Auto comment: topic has been updated by AvaraKedavra (previous revision, new revision, compare).

There is a mistake in the last line, it should be best_i + sum(i+1,i+len) — k (it is written correctly in the sample code).

As for the reasoning, Suppose you want to find score of array of length len starting at index, then let rem=len%m. The your score would be sum(i,i+rem-1) -k + max(i+rem).

where max(i+rem) is the maximum score you can obtain if you are starting at index (i+rem) and your sub-array's length is multiple of m (i.e. m, 2m, 3m...)

Now, you can notice that max[i] = sum(i,i+m-1) + max[i+m]. Your base case would be max[n-m]= MAX(0, sum(n-m,n-1)], and max[i]=0 for all i greater than n-m and less than n-1.

After your max array is calculated you can go through all the indices and for each rem = 1,2,3....m, find out the maximum score.

Basically, the idea is: we want to apply one of the usual solutions to the maximum sum on subarray problem with an additional constraint.

The additional constraint is the following one: basically, we get $$$k$$$ penalty if the subarray contains at least $$$1$$$ element, additional $$$k$$$ penalty for a subarray containing at least $$$m+1$$$ elements, additional $$$k$$$ for a subarray with at least $$$2m+1$$$ elements, and so on.

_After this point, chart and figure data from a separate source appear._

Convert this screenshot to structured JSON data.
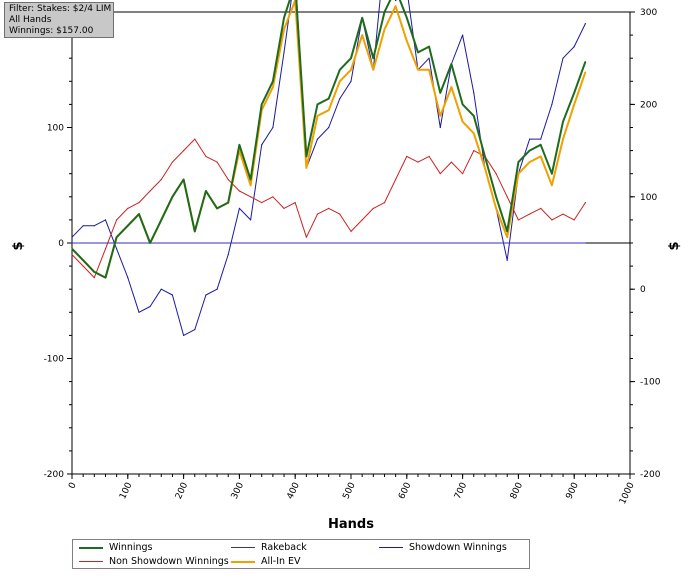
{
  "filter": {
    "line1": "Filter: Stakes: $2/4 LIM",
    "line2": "All Hands",
    "line3": "Winnings: $157.00"
  },
  "chart_data": {
    "type": "line",
    "xlabel": "Hands",
    "ylabel": "$",
    "xlim": [
      0,
      1000
    ],
    "ylim": [
      -200,
      200
    ],
    "right_ylim": [
      -200,
      300
    ],
    "x_ticks": [
      "0",
      "100",
      "200",
      "300",
      "400",
      "500",
      "600",
      "700",
      "800",
      "900",
      "1000"
    ],
    "y_ticks": [
      "-200",
      "-100",
      "0",
      "100",
      "200"
    ],
    "right_y_ticks": [
      "-200",
      "-100",
      "0",
      "100",
      "200",
      "300"
    ],
    "grid": true,
    "legend_placement": "bottom",
    "series": [
      {
        "name": "Winnings",
        "color": "#1e6b1e",
        "width": 2,
        "x": [
          0,
          20,
          40,
          60,
          80,
          100,
          120,
          140,
          160,
          180,
          200,
          220,
          240,
          260,
          280,
          300,
          320,
          340,
          360,
          380,
          400,
          420,
          440,
          460,
          480,
          500,
          520,
          540,
          560,
          580,
          600,
          620,
          640,
          660,
          680,
          700,
          720,
          740,
          760,
          780,
          800,
          820,
          840,
          860,
          880,
          900,
          920
        ],
        "y": [
          -5,
          -15,
          -25,
          -30,
          5,
          15,
          25,
          0,
          20,
          40,
          55,
          10,
          45,
          30,
          35,
          85,
          55,
          120,
          140,
          195,
          225,
          75,
          120,
          125,
          150,
          160,
          195,
          160,
          200,
          220,
          195,
          165,
          170,
          130,
          155,
          120,
          110,
          75,
          40,
          10,
          70,
          80,
          85,
          60,
          105,
          130,
          157
        ]
      },
      {
        "name": "Non Showdown Winnings",
        "color": "#cc2222",
        "width": 1,
        "x": [
          0,
          20,
          40,
          60,
          80,
          100,
          120,
          140,
          160,
          180,
          200,
          220,
          240,
          260,
          280,
          300,
          320,
          340,
          360,
          380,
          400,
          420,
          440,
          460,
          480,
          500,
          520,
          540,
          560,
          580,
          600,
          620,
          640,
          660,
          680,
          700,
          720,
          740,
          760,
          780,
          800,
          820,
          840,
          860,
          880,
          900,
          920
        ],
        "y": [
          -10,
          -20,
          -30,
          -5,
          20,
          30,
          35,
          45,
          55,
          70,
          80,
          90,
          75,
          70,
          55,
          45,
          40,
          35,
          40,
          30,
          35,
          5,
          25,
          30,
          25,
          10,
          20,
          30,
          35,
          55,
          75,
          70,
          75,
          60,
          70,
          60,
          80,
          75,
          60,
          40,
          20,
          25,
          30,
          20,
          25,
          20,
          35
        ]
      },
      {
        "name": "Rakeback",
        "color": "#3030c0",
        "width": 1,
        "x": [
          0,
          920
        ],
        "y": [
          0,
          0
        ]
      },
      {
        "name": "All-In EV",
        "color": "#f0a000",
        "width": 2,
        "x": [
          0,
          20,
          40,
          60,
          80,
          100,
          120,
          140,
          160,
          180,
          200,
          220,
          240,
          260,
          280,
          300,
          320,
          340,
          360,
          380,
          400,
          420,
          440,
          460,
          480,
          500,
          520,
          540,
          560,
          580,
          600,
          620,
          640,
          660,
          680,
          700,
          720,
          740,
          760,
          780,
          800,
          820,
          840,
          860,
          880,
          900,
          920
        ],
        "y": [
          -5,
          -15,
          -25,
          -30,
          5,
          15,
          25,
          0,
          20,
          40,
          55,
          10,
          45,
          30,
          35,
          80,
          50,
          115,
          135,
          185,
          210,
          65,
          110,
          115,
          140,
          150,
          180,
          150,
          185,
          205,
          175,
          150,
          150,
          110,
          135,
          105,
          95,
          65,
          30,
          5,
          60,
          70,
          75,
          50,
          90,
          120,
          148
        ]
      },
      {
        "name": "Showdown Winnings",
        "color": "#1a1aa0",
        "width": 1,
        "x": [
          0,
          20,
          40,
          60,
          80,
          100,
          120,
          140,
          160,
          180,
          200,
          220,
          240,
          260,
          280,
          300,
          320,
          340,
          360,
          380,
          400,
          420,
          440,
          460,
          480,
          500,
          520,
          540,
          560,
          580,
          600,
          620,
          640,
          660,
          680,
          700,
          720,
          740,
          760,
          780,
          800,
          820,
          840,
          860,
          880,
          900,
          920
        ],
        "y": [
          5,
          15,
          15,
          20,
          -5,
          -30,
          -60,
          -55,
          -40,
          -45,
          -80,
          -75,
          -45,
          -40,
          -10,
          30,
          20,
          85,
          100,
          165,
          235,
          65,
          90,
          100,
          125,
          140,
          195,
          150,
          250,
          210,
          220,
          150,
          160,
          100,
          155,
          180,
          130,
          65,
          30,
          -15,
          60,
          90,
          90,
          120,
          160,
          170,
          190
        ]
      }
    ]
  }
}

Suppose we iterate on the left border of the subarray we're interested in. We can reduce some elements by $$$k$$$ to maintain the penalty. So, the first element which we decrease by $$$k$$$ will be the $$$1$$$-st after the left border; the second element will be the $$$(m+1)$$$-th after the left border, and so on.

Obviously, iterating on the left border is too slow, if we want to model these decreases and search for the best right border. However, we can instead iterate on the remainder of the left border modulo $$$m$$$, because this leads to similar decreases. If our left border $$$l$$$ has remainder modulo $$$m$$$ equal to $$$x$$$, then we need to decrease the $$$x$$$-th element of the array, the element $$$(x+m)$$$, the element $$$(x+2m)$$$, and so on.

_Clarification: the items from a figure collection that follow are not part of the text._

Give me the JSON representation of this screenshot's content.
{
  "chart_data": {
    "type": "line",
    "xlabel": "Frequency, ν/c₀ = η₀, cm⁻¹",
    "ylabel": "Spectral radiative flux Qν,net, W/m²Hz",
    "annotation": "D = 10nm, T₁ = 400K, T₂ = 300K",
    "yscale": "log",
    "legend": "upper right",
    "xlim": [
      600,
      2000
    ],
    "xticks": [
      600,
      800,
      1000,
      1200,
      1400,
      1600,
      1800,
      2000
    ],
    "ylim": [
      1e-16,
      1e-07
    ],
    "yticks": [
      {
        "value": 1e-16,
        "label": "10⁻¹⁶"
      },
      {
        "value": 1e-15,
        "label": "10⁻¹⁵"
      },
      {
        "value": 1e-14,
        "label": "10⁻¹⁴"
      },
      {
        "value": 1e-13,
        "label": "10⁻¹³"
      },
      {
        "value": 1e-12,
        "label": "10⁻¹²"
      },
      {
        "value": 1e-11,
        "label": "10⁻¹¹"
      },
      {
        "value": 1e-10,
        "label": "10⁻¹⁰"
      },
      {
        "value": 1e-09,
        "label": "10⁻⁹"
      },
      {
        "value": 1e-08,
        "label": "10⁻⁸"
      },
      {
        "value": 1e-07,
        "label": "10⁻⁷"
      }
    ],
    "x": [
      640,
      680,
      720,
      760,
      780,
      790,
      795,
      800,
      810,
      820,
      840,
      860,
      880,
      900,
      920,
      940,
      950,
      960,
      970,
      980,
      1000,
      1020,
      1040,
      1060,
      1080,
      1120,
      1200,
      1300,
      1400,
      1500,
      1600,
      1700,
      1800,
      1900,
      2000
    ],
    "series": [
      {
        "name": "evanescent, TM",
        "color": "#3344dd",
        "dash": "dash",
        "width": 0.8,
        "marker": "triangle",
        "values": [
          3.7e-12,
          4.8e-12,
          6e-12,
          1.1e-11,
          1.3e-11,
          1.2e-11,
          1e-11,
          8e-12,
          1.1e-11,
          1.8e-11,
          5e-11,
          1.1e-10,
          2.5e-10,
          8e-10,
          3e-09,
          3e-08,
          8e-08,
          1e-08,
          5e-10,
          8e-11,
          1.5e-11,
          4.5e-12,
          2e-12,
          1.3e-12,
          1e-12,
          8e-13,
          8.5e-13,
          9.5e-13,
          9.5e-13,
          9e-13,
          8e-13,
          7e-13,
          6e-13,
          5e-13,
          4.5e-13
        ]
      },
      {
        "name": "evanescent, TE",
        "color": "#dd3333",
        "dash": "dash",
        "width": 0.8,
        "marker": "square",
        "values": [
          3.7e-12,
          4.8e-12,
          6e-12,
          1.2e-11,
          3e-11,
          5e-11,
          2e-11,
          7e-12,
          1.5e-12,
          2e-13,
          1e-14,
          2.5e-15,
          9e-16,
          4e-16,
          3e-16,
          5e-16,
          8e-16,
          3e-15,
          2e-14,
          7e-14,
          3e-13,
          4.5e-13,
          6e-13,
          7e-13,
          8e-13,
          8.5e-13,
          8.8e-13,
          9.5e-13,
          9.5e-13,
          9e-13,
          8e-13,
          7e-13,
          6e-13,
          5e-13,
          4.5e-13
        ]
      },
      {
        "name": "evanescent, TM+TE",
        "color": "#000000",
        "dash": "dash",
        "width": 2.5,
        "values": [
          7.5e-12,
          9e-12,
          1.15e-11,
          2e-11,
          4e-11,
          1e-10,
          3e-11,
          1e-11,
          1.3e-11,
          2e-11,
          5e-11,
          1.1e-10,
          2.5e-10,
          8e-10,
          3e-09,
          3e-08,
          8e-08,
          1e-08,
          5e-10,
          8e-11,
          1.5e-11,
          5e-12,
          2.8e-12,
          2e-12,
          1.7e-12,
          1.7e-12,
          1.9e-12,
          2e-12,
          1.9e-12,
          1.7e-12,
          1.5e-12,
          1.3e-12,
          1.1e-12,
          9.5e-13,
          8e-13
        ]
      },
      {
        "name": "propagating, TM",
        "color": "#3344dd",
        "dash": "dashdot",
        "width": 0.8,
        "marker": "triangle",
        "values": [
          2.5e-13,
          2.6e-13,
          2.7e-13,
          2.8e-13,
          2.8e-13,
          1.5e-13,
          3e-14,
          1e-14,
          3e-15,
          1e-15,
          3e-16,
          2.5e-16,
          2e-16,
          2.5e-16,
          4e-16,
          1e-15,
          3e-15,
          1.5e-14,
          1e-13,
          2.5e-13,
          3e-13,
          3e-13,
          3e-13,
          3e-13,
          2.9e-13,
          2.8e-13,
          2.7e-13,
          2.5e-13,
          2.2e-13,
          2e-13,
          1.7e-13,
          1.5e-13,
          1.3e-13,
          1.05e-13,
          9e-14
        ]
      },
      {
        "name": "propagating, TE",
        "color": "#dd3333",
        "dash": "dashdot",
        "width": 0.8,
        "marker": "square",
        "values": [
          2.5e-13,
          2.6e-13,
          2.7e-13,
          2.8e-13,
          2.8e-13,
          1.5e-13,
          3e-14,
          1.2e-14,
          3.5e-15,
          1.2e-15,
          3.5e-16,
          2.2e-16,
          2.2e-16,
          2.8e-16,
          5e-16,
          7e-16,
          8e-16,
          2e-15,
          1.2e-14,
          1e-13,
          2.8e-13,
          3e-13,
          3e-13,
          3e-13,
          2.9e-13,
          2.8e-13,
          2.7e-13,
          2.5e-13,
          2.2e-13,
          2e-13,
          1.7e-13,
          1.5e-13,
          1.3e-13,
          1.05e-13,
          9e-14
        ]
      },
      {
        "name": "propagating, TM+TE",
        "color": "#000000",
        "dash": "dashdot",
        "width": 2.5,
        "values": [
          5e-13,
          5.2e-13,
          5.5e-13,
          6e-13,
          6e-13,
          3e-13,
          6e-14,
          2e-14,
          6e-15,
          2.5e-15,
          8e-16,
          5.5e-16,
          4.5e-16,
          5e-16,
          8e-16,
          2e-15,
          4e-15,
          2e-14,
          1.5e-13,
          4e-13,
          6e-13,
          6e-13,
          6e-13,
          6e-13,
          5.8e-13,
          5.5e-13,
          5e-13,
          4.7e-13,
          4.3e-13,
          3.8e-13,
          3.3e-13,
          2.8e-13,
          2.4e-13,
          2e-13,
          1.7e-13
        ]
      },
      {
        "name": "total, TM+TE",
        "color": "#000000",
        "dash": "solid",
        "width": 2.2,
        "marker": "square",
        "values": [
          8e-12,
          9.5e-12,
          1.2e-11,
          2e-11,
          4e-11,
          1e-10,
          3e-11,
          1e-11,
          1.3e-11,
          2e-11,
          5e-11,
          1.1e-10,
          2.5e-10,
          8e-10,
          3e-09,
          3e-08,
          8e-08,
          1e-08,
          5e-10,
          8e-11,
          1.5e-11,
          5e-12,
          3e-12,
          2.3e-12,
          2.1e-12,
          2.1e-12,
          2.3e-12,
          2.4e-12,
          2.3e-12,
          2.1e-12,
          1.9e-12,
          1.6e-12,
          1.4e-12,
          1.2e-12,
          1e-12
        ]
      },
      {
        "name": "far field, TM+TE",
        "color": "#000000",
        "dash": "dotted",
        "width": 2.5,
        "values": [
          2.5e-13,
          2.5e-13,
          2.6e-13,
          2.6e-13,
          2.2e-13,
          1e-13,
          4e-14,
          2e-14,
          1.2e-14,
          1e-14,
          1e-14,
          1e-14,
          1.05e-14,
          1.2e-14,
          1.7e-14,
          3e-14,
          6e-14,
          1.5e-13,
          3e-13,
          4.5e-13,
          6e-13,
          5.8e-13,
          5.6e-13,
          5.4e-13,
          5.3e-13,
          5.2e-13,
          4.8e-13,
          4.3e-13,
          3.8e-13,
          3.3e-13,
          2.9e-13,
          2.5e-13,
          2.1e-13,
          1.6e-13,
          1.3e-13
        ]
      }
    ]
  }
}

And now we need to find the maximum sum on subarray with the remainder of $$$l$$$ modulo $$$m$$$ equal to $$$x$$$. We can modify our prefix sum approach to consider only such subarrays of follows: while we keep track of the minimum value of $$$p_l$$$, we consider only values of $$$l$$$ having $$$l \bmod m = x$$$.

So, this is how we get a solution in $$$O(nm)$$$.